Thermal derating and operating range
The breaker holds its full 50 A rating from 40 °C through 50 °C ambient. Above that it derates: 48 A at 55 °C, 47 A at 60 °C, 46 A at 65 °C, and 45 A at 70 °C. If your panel ambient runs above 50 °C, you need to account for that derating — the breaker won't trip falsely, but you lose headroom on the continuous load. Operating temperature range is -25 °C to 70 °C; storage range is -40 °C to 80 °C.
Dimensions and panel fit
The breaker measures 130 mm high, 76.2 mm wide, and 70 mm deep. That 76.2 mm width is a standard 3-pole MCCB footprint — it fits the same panel cutout and bus-bar spacing as other SENTRON 3VA 3-pole frames. The front face carries an IP40 protection rating, so it's fine for general indoor panel use but not for washdown or outdoor exposure.

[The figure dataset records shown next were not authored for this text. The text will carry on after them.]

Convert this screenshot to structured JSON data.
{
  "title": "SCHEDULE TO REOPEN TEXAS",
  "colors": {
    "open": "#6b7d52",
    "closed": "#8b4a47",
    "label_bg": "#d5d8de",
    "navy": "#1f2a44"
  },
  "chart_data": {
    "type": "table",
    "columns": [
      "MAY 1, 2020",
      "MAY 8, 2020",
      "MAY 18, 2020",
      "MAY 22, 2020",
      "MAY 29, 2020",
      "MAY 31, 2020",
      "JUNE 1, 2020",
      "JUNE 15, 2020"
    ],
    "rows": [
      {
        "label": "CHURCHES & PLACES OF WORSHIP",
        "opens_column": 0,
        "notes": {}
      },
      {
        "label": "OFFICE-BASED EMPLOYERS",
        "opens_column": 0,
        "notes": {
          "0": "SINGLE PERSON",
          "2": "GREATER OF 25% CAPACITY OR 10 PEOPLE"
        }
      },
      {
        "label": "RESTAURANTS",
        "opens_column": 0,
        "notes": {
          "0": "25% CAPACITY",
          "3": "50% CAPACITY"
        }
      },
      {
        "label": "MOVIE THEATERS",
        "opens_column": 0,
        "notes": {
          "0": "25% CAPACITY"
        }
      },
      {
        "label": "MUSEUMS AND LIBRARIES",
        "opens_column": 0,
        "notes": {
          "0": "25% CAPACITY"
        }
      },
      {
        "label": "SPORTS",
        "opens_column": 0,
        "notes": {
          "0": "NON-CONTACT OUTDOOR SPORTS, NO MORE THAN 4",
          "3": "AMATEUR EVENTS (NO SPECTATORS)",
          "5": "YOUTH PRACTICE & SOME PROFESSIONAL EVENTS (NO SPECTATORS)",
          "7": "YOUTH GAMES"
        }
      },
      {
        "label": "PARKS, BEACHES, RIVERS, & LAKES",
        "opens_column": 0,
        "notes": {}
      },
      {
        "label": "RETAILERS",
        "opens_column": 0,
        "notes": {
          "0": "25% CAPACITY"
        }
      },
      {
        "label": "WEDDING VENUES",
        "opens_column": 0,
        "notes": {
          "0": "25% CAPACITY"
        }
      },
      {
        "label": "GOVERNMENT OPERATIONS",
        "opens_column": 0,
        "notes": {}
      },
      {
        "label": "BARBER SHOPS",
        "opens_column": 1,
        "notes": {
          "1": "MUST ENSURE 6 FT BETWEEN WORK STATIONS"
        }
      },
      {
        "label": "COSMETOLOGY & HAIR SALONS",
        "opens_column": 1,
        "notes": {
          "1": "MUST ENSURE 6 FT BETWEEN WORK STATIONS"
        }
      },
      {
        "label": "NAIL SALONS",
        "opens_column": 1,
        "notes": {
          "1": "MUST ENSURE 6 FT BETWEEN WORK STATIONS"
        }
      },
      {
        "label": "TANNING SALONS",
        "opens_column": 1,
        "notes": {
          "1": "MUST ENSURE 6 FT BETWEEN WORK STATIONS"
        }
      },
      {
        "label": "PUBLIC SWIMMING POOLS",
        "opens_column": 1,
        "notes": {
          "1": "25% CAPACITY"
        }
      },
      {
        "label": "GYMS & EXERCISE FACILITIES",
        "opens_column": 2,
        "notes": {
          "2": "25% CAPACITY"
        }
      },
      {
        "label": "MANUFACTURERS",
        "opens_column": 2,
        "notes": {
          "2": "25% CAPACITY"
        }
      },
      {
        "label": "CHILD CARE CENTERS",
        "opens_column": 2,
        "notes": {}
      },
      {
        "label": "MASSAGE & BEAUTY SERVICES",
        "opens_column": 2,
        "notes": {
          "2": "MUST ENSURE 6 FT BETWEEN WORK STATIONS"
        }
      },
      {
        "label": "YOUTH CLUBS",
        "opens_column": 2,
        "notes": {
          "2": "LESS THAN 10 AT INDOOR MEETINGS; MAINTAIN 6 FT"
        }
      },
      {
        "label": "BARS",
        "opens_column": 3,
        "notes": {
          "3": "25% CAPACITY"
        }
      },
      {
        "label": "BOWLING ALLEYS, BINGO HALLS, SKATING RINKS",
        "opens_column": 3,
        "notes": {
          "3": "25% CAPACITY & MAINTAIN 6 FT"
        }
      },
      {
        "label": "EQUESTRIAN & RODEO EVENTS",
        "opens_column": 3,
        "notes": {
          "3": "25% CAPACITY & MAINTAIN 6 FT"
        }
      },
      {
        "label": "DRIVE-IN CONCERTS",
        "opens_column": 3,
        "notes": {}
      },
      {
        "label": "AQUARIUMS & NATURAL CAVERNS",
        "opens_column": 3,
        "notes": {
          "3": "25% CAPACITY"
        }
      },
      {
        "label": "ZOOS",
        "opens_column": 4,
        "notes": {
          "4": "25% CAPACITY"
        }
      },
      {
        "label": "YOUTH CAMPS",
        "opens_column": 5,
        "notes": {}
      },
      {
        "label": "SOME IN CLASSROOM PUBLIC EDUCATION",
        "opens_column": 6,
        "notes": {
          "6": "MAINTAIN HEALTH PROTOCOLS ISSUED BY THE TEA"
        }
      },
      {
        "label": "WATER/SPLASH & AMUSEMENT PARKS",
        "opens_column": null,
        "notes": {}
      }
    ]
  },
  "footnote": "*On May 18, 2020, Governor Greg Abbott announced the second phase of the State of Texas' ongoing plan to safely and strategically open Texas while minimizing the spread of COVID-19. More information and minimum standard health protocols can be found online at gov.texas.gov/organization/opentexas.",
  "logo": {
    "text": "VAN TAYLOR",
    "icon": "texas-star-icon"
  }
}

Auxiliary contacts and trip indication
This version comes with one auxiliary switch and one trip alarm switch (HP type). The trip alarm switch changes state only when the breaker trips on a fault — useful for remote fault annunciation or a shunt-trip circuit. A trip indicator is also built into the front, so a walk-by inspection shows a tripped breaker without opening the panel door. The mechanical endurance is rated at 15 000 operations.